High velocity oxy-fuel (HVOF) spray coating of micron (m) and nano (n) WC–Co powders has been studied for the improvement of durability of sliding machine components (SMC). In this work, optimal coating process (OCP) is obtained from the best surface properties of coating prepared by the Taguchi program. Hardness of coating is strongly dependent on powder size and spray parameters (SP) because of their strong influence on in-flight parameters. Hardness of n WC–Co is lower than that of m WC–Co since the degree of hard WC decomposition to less hard W2C, W and graphite is larger due to the larger specific surface area. Coating is porous since the decomposed graphite forms carbon oxide gasses by reaction with excess oxygen, and the gas evolution from coating makes porous coating. Porosity of n WC–Co coating is larger than that of m WC–Co because of larger evolution of carbon oxide gasses through n WC–Co coating. Friction coefficient (FC) is strongly dependent on the coating process (CP) since hardness and porosity of coating are dependent on the CP. FC of n WC–Co is lower than that of m WC–Co both at 25 °C and 500 °C, because of the more decomposition of n WC–Co.
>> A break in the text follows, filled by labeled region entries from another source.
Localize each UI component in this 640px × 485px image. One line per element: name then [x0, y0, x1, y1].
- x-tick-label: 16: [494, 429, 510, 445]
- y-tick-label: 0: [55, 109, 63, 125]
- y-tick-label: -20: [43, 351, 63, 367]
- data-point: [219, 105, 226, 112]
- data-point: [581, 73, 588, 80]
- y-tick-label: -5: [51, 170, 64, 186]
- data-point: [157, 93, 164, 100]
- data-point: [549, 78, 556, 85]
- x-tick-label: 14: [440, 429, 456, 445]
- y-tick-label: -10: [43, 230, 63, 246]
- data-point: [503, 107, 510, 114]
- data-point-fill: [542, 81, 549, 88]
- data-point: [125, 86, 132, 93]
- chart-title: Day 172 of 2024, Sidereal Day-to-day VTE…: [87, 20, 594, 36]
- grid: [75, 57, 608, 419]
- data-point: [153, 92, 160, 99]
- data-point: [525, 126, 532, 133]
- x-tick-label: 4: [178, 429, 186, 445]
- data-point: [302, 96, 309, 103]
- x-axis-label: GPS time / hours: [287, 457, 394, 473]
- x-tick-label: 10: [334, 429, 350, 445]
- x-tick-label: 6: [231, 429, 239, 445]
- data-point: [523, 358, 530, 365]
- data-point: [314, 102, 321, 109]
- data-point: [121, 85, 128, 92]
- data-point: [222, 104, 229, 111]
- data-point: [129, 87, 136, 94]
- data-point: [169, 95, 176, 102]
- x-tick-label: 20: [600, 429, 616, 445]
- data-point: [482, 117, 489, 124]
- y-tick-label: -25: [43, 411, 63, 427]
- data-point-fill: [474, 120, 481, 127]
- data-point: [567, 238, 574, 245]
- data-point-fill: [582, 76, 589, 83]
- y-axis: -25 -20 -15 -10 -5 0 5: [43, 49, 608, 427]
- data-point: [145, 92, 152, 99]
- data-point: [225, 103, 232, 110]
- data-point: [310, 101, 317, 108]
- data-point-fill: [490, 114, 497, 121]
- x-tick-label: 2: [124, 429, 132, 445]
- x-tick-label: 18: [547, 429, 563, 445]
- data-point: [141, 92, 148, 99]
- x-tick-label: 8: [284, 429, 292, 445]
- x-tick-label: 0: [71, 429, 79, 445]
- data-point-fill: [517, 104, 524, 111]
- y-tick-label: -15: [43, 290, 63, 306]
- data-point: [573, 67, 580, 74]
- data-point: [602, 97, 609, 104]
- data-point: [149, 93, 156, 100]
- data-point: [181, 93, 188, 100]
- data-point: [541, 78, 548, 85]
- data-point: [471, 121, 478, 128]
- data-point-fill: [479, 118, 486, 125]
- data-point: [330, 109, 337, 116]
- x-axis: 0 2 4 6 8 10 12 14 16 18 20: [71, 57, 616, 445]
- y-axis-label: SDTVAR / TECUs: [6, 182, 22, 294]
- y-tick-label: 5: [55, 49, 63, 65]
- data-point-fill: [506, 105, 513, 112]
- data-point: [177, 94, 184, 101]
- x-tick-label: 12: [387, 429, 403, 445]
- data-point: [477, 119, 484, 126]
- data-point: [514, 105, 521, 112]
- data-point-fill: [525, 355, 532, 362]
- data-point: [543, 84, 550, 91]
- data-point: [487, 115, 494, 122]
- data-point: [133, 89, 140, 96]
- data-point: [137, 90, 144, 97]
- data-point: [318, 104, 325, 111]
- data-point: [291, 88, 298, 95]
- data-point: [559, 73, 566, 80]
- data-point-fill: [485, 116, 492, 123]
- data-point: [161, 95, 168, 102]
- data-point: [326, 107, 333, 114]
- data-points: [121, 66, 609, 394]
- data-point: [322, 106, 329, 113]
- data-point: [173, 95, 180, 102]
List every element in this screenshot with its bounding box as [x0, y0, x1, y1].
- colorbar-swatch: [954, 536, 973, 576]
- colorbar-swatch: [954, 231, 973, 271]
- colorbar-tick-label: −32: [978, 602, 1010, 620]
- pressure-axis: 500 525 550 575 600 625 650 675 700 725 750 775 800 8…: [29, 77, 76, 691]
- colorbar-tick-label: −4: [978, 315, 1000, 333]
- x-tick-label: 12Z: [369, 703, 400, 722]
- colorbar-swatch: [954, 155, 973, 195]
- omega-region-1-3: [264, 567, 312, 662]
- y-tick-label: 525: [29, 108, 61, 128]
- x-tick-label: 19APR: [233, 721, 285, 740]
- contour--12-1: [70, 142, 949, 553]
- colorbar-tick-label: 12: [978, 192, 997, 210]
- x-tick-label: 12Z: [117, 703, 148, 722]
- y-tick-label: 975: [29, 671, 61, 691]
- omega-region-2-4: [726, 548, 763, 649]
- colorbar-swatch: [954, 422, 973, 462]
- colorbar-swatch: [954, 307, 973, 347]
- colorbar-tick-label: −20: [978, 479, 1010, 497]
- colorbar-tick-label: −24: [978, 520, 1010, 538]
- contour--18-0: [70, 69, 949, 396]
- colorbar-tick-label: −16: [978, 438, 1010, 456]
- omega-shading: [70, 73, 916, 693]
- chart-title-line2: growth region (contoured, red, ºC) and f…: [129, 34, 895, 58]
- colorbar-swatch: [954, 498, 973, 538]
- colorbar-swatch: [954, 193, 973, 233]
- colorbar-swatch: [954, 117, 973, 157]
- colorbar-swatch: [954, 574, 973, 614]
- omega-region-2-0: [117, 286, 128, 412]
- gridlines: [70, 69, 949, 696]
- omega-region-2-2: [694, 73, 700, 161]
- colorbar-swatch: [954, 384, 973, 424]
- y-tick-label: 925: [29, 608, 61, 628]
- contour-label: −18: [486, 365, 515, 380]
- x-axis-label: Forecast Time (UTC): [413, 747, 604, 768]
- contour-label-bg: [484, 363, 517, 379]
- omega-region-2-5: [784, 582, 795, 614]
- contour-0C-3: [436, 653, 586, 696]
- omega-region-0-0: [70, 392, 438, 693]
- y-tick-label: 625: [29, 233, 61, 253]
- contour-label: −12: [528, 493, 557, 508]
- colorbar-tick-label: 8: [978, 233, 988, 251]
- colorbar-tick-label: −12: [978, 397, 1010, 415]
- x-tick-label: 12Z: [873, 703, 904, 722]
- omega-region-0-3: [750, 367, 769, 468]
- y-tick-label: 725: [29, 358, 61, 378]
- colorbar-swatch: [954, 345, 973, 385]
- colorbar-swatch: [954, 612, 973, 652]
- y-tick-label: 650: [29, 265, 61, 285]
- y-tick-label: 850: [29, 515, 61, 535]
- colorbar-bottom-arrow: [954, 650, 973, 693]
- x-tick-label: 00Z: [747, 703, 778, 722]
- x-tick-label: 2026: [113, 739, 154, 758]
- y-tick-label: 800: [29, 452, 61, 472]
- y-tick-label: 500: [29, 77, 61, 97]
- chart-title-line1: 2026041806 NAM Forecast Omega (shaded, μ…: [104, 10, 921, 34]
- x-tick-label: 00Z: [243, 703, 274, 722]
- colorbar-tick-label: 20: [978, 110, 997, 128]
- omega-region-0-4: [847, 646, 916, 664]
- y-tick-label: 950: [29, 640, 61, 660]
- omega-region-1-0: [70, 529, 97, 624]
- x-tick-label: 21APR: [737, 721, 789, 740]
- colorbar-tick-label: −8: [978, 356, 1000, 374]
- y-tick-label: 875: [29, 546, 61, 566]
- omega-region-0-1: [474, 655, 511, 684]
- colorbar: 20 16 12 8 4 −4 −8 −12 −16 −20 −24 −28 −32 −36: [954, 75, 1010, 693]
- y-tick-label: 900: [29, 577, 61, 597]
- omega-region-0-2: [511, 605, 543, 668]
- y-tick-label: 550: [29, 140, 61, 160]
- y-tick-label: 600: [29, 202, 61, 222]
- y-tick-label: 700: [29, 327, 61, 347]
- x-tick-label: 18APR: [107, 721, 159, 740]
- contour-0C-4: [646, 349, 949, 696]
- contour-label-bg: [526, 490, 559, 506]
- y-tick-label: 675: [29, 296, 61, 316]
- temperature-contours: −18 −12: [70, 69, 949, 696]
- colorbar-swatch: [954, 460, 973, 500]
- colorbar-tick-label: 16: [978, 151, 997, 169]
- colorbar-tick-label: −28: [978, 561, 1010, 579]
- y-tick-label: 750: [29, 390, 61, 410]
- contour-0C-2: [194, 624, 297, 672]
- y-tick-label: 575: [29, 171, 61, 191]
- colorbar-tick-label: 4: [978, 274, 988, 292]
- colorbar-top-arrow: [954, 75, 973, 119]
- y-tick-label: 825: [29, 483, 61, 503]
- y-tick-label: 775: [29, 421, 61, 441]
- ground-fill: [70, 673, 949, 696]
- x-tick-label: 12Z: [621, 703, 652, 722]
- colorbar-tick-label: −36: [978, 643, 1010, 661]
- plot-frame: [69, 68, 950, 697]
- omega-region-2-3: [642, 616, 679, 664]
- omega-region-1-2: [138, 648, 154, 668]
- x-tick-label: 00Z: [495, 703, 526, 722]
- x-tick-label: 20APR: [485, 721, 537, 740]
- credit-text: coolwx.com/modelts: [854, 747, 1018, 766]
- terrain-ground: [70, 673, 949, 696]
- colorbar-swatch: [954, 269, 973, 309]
FC increases with increasing coating temperature (CT) from 25 °C to 500 °C both at m and n WC–Co because of the increase of adhesion by increasing surface temperature. WC–Co coating is very protective for the machine component since hardness of the coating is 2–3 times higher than those of machine component materials. Stick friction on WC–Co coating surface occurs easily at higher temperature due to the higher FC at the higher temperature.